In a lot of fields (like medicine) to check if a variable is related to an output is controlled if the p-value of that variable in a regression model is significant.
For example:
> summary(glm.D93)
Call:
glm(formula = counts ~ outcome + treatment, family = poisson())
Deviance Residuals:
1 2 3 4 5 6 7 8 9
-0.67125 0.96272 -0.16965 -0.21999 -0.95552 1.04939 0.84715 -0.09167 -0.96656
Coefficients:
Estimate Std.
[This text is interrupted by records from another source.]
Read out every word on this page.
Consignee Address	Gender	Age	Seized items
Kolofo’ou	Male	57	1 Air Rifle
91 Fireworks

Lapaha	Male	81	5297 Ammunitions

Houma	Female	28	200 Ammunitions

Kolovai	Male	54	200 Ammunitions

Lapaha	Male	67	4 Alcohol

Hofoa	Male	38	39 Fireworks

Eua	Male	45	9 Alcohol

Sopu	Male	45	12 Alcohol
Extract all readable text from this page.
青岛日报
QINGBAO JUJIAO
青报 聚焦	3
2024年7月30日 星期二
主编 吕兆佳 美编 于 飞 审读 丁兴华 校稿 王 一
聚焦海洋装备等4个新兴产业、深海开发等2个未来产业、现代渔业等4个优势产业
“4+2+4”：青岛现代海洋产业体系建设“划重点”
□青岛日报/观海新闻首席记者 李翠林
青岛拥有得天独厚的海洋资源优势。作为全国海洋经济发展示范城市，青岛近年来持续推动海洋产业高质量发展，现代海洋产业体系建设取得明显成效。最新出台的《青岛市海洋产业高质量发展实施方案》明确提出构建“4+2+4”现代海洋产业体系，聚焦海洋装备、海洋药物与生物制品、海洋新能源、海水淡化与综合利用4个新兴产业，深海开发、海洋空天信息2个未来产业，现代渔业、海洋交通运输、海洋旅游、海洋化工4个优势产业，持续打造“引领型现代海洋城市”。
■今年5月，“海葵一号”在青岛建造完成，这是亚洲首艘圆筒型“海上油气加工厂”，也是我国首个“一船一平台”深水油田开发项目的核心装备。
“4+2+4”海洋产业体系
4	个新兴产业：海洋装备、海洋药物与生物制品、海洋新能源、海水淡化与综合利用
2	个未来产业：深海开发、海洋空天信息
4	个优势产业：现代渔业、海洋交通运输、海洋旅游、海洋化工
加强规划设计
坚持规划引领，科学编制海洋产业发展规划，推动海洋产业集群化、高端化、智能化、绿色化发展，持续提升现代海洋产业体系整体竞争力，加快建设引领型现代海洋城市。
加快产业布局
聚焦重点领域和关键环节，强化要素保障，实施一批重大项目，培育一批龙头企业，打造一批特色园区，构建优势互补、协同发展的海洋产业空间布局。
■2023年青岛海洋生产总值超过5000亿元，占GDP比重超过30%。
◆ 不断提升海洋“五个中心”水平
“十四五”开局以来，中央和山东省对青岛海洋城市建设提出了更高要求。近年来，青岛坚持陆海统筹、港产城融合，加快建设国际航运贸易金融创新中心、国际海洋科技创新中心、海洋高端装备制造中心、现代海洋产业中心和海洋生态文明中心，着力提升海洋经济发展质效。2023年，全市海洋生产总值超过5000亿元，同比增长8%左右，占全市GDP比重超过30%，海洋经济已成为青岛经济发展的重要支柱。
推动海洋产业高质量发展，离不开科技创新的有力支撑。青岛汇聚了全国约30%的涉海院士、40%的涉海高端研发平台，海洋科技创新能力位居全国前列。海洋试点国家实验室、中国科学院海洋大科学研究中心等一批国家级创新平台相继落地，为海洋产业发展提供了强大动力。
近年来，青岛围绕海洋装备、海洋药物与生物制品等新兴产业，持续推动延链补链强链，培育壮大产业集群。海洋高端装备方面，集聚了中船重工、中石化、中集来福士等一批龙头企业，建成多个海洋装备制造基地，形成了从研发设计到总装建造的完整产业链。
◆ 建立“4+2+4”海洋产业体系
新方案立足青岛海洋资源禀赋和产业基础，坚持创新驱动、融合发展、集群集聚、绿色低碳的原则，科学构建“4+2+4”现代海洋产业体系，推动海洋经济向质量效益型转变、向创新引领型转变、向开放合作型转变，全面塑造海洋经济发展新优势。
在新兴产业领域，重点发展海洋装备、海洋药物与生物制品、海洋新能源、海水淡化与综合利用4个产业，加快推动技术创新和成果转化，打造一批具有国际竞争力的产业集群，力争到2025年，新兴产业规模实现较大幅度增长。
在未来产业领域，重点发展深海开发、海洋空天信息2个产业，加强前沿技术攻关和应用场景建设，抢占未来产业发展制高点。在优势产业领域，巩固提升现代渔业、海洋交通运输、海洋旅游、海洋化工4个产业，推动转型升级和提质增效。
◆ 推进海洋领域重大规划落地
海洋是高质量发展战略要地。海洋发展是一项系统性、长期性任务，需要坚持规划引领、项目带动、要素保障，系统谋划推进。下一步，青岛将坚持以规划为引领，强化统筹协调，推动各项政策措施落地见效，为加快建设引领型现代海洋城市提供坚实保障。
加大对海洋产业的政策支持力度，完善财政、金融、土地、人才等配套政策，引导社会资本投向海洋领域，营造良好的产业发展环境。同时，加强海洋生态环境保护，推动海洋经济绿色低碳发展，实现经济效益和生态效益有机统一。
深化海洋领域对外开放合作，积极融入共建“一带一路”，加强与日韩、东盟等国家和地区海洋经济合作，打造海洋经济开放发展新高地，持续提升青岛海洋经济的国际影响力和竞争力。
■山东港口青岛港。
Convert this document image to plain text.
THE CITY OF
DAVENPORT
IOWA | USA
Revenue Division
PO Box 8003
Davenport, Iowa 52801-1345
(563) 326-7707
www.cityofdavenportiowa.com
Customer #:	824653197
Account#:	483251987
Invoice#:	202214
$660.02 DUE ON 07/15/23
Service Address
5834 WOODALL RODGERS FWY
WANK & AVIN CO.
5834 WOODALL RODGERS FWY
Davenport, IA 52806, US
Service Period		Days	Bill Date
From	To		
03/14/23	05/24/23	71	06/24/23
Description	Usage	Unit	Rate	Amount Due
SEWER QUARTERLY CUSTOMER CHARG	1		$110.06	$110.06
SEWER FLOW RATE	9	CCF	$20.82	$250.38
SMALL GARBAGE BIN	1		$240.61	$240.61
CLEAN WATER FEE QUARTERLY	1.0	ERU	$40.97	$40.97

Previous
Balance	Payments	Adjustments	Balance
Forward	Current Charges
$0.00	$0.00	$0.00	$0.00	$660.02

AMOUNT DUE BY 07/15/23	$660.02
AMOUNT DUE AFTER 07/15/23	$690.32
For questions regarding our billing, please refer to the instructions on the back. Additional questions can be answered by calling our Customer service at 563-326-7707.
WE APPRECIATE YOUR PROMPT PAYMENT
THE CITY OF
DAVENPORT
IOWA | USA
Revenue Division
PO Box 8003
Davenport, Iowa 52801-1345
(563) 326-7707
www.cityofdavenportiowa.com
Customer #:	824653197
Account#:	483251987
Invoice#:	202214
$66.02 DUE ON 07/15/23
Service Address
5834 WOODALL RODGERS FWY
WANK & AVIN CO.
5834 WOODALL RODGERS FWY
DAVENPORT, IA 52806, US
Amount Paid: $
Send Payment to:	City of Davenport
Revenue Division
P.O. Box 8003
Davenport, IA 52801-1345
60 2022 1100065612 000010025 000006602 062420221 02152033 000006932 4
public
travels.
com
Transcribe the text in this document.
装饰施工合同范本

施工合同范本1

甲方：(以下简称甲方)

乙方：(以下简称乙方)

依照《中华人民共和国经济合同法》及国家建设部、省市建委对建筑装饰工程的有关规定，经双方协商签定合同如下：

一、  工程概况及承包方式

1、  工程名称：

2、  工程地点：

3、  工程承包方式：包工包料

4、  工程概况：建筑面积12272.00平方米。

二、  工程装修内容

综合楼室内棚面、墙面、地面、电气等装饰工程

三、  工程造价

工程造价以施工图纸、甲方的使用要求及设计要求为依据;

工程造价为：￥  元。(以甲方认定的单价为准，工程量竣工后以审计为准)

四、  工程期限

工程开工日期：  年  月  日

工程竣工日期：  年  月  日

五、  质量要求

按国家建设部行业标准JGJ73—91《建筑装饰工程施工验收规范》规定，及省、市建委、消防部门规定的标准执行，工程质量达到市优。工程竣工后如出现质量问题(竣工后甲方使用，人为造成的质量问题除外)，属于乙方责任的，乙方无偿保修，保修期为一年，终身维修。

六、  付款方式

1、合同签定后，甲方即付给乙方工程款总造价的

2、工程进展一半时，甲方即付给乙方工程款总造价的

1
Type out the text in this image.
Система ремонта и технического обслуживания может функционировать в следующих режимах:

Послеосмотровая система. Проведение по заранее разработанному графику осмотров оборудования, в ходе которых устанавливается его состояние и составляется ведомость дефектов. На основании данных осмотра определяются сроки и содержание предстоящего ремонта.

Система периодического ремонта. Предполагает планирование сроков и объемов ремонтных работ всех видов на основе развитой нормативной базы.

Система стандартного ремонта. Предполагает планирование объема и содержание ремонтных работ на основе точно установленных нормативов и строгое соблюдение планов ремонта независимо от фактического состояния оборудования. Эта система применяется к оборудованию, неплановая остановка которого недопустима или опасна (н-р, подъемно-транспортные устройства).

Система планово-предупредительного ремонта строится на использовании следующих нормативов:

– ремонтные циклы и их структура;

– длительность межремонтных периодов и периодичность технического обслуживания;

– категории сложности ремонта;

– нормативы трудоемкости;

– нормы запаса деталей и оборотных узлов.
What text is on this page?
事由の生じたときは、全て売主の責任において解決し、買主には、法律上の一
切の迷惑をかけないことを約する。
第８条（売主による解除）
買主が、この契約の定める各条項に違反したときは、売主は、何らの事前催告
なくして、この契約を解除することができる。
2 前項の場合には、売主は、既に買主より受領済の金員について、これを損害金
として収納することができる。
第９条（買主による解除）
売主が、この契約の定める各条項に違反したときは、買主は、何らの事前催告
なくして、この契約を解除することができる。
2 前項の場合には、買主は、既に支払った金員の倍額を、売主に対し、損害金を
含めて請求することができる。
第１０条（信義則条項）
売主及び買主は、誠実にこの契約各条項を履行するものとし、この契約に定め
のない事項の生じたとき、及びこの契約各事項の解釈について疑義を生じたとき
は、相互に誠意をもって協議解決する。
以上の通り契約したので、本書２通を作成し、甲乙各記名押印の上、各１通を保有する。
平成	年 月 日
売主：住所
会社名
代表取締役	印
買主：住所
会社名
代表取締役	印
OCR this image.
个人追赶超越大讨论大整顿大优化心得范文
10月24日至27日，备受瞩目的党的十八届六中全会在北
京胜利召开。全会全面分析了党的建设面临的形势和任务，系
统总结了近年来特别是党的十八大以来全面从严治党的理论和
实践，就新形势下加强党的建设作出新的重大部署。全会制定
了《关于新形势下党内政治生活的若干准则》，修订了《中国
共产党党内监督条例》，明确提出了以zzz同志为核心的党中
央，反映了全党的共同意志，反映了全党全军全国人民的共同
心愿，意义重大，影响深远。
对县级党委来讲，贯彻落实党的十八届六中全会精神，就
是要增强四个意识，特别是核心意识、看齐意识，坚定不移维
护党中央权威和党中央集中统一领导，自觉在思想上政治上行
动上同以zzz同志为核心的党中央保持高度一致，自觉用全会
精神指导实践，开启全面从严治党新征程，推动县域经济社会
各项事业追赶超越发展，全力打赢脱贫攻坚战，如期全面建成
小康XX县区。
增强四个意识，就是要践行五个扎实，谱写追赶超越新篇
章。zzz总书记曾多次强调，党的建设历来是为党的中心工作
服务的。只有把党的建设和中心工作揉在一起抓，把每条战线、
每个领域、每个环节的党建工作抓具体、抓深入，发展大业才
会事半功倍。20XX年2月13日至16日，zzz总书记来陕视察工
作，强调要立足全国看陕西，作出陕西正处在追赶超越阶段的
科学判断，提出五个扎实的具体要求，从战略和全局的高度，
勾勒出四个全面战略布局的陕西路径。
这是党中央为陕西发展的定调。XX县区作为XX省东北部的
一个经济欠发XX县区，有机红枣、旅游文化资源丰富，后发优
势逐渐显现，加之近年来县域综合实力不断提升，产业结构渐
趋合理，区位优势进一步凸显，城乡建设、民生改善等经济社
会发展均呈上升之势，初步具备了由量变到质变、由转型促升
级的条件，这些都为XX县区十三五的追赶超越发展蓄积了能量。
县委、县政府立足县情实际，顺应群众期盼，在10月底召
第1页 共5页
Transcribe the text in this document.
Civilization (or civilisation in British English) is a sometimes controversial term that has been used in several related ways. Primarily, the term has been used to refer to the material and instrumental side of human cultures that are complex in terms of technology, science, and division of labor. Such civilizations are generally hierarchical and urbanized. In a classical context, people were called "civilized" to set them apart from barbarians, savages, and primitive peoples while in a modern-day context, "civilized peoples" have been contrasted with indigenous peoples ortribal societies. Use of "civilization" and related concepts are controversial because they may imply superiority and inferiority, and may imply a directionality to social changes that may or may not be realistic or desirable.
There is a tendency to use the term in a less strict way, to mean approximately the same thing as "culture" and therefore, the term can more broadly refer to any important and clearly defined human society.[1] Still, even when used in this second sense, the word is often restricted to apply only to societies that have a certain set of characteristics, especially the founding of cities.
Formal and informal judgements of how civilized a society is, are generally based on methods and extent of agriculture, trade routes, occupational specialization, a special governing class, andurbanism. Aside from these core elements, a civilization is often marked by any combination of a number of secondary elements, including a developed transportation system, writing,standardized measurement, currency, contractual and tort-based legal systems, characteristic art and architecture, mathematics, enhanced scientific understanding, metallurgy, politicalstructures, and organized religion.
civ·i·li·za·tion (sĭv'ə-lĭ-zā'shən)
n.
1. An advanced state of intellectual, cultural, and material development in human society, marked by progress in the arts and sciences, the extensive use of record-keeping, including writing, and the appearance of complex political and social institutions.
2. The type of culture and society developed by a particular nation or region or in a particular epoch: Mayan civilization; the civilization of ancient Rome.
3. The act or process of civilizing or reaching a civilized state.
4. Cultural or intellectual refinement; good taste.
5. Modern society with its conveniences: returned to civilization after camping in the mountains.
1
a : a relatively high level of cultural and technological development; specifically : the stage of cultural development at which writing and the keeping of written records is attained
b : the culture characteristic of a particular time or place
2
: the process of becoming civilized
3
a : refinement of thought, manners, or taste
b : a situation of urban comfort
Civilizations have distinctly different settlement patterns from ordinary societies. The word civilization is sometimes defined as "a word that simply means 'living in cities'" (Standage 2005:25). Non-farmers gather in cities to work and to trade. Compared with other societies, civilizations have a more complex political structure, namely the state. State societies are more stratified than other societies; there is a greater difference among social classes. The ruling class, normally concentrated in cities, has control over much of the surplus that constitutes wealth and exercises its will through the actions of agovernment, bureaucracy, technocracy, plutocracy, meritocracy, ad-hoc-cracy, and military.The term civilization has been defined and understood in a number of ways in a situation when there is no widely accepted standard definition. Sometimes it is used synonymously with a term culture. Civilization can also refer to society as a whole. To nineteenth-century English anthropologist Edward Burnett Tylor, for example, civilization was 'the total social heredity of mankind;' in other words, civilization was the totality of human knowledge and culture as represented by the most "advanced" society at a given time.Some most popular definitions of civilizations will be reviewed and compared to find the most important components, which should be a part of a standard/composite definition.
Error z value Pr(>|z|)
(Intercept) 3.045e+00 1.709e-01 17.815 <2e-16 ***
outcome2 -4.543e-01 2.022e-01 -2.247 0.0246 *
outcome3 -2.930e-01 1.927e-01 -1.520 0.1285
treatment2 1.189e-15 2.000e-01 0.000 1.0000
treatment3 8.438e-16 2.000e-01 0.000 1.0000
---
Signif. codes: 0 ‘***’ 0.001 ‘**’ 0.01 ‘*’ 0.05 ‘.’ 0.1 ‘ ’ 1
(Dispersion parameter for poisson family taken to be 1)
Null deviance: 10.5814 on 8 degrees of freedom
Residual deviance: 5.1291 on 4 degrees of freedom
AIC: 56.761
Number of Fisher Scoring iterations: 4
>
Wouldn't be better instead of using this approach to try all the possible combinations of variables and choose the model with the lowest prediction error? We can so assume that all the variables in such models are so relevant.
If this is not the case can you explain me why?